The message concludes with a summary table mapping each operation to its line number and execution target (GPU or CPU), followed by actionable guidance: "The critical insight: the mutex at line 133–134 covers everything — CPU preprocessing, GPU kernels, CPU b_g2_msm, and CPU epilogue. If you want to release the GPU earlier (e.g., after the last GPU MSM at ~line 699) while still holding a separate lock for the CPU epilogue, you'd need to split the lock_guard into manual lock()/unlock() calls, or restructure into separate GPU-acquire and CPU-only phases." [3]

Synthesis: From Four Messages to an Optimization Blueprint

Taken together, these four messages form a complete investigative arc. Message 0 establishes the mission with surgical precision. Message 1 locates the target files. Message 2 gathers the raw data. Message 3 synthesizes that data into actionable intelligence. Each message depends on its predecessor, and the chain as a whole transforms a performance symptom into a refactoring blueprint.

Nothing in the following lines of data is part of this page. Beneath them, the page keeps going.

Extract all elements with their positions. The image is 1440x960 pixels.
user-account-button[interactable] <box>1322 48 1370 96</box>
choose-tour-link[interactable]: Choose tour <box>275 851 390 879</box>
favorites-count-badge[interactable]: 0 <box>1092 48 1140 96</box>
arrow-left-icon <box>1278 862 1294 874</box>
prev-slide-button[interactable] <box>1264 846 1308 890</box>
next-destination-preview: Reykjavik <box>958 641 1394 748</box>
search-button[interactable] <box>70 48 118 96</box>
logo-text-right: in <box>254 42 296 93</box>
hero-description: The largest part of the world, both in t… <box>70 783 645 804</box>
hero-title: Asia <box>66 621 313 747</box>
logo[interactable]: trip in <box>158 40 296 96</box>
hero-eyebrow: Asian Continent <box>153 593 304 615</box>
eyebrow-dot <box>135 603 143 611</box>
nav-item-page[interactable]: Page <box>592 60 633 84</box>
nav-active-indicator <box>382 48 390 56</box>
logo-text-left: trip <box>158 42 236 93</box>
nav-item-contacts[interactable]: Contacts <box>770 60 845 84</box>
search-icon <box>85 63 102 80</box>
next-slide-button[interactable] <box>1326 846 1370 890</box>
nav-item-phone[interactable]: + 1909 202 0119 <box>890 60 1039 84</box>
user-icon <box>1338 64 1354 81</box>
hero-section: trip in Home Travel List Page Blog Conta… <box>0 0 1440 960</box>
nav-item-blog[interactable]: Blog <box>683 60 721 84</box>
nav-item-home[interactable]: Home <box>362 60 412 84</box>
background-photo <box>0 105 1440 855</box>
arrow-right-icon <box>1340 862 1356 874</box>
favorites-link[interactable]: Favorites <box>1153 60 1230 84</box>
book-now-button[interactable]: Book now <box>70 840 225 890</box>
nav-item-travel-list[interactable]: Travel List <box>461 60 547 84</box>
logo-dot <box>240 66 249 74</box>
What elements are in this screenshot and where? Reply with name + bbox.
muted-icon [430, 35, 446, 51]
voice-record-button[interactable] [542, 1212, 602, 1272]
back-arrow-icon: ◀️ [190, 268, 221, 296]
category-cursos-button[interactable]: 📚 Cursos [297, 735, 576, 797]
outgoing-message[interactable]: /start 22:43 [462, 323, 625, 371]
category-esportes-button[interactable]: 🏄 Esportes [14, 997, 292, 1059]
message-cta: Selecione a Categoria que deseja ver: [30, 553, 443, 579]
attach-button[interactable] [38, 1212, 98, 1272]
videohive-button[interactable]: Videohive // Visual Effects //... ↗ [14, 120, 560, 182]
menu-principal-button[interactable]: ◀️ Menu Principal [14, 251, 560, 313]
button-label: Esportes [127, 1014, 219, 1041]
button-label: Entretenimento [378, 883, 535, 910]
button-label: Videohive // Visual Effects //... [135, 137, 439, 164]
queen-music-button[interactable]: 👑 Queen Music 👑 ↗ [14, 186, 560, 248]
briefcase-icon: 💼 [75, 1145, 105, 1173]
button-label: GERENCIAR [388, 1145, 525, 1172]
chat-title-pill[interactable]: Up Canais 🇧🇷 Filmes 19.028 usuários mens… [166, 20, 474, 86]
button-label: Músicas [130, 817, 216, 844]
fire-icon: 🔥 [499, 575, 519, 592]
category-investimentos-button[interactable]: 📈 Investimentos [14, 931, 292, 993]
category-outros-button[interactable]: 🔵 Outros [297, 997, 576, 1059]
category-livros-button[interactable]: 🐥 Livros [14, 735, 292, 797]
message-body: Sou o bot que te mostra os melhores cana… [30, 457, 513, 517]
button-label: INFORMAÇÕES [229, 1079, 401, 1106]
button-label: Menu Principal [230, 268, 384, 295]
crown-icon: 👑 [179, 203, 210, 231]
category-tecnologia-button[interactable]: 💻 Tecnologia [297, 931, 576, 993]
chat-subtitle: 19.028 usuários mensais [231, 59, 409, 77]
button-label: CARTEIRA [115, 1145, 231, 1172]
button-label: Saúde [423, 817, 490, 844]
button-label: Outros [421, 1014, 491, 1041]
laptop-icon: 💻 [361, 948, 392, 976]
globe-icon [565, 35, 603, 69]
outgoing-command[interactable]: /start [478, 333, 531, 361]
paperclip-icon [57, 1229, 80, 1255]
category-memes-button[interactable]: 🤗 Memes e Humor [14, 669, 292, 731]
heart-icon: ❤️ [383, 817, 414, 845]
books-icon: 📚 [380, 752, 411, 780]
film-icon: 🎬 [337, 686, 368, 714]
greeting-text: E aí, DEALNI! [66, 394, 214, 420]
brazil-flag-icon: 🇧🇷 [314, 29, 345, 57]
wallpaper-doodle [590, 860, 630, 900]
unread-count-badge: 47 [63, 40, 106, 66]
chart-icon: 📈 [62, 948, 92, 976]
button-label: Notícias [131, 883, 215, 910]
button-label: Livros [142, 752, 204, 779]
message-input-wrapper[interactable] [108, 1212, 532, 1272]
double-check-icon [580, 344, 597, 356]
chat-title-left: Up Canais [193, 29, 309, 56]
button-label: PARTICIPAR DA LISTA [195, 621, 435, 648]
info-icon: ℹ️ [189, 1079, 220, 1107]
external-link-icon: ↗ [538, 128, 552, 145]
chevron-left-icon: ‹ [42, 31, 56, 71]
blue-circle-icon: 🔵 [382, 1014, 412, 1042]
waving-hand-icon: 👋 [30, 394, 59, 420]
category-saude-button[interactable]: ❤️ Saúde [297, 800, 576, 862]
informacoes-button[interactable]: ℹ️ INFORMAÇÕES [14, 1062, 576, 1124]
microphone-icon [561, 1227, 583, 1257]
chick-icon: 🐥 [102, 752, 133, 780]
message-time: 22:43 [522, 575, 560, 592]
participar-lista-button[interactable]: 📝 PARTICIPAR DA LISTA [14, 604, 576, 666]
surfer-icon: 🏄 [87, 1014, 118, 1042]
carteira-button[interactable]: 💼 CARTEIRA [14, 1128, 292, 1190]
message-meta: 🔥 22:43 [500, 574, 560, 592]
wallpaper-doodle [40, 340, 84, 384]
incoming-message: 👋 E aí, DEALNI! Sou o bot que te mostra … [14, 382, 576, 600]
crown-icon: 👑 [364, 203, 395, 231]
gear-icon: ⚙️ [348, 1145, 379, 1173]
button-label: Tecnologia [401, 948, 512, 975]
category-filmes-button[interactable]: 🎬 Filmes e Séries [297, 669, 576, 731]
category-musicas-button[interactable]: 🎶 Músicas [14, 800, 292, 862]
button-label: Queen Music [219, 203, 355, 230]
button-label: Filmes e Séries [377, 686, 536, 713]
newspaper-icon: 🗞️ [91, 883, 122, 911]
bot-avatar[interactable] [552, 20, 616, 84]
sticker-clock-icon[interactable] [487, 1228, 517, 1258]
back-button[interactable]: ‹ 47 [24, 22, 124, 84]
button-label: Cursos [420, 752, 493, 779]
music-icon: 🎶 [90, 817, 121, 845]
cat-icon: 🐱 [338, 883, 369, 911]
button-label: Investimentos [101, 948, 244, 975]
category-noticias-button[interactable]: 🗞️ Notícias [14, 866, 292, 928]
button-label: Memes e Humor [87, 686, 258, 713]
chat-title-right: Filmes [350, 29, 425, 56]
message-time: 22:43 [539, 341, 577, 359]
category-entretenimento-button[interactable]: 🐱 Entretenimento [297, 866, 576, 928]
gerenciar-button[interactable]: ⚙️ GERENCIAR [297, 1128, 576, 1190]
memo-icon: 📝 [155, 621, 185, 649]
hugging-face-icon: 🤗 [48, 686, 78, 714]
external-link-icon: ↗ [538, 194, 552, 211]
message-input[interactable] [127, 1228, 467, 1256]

The knowledge produced by this subagent session directly informed the Phase 8 dual-GPU-worker interlock design, documented in c2-optimization-proposal-8.md and committed as 71f97bc7 on the feat/cuzk branch. The proposal promised to boost GPU efficiency from ~64% to ~98% by allowing one worker's CPU preamble and epilogue to execute concurrently with another worker's GPU kernels, yielding a projected 3–10% throughput improvement.

More broadly, this chunk demonstrates a methodological template for performance debugging in heterogeneous, multi-language systems. The progression from symptom to root cause to solution design to implementation reconnaissance is a classic diagnostic pattern, but the precision with which it is executed here — the demand for exact line numbers, the parallel data gathering, the hierarchical analysis organization — elevates it from craft to science.

References

[1] "The Preparatory Glimpse: How a Single Glob Command Unlocks a CUDA Call-Chain Investigation" — Analysis of message 1's glob operations and their strategic significance.

[2] "The Data-Gathering Pivot: How a Single Parallel-Read Message Unlocked a CUDA Call-Path Investigation" — Analysis of message 2's parallel file reads and the transition from intention to data.

[3] "The Global Mutex: Tracing the GPU Serialization Bottleneck in Supraseal's Groth16 Pipeline" — Analysis of message 3's comprehensive call-path trace and bottleneck identification.

[4] "Tracing the GPU Bottleneck: A Precision Request for Call-Path Analysis in a Groth16 Proving Engine" — Analysis of message 0's strategic context and the developer's reasoning.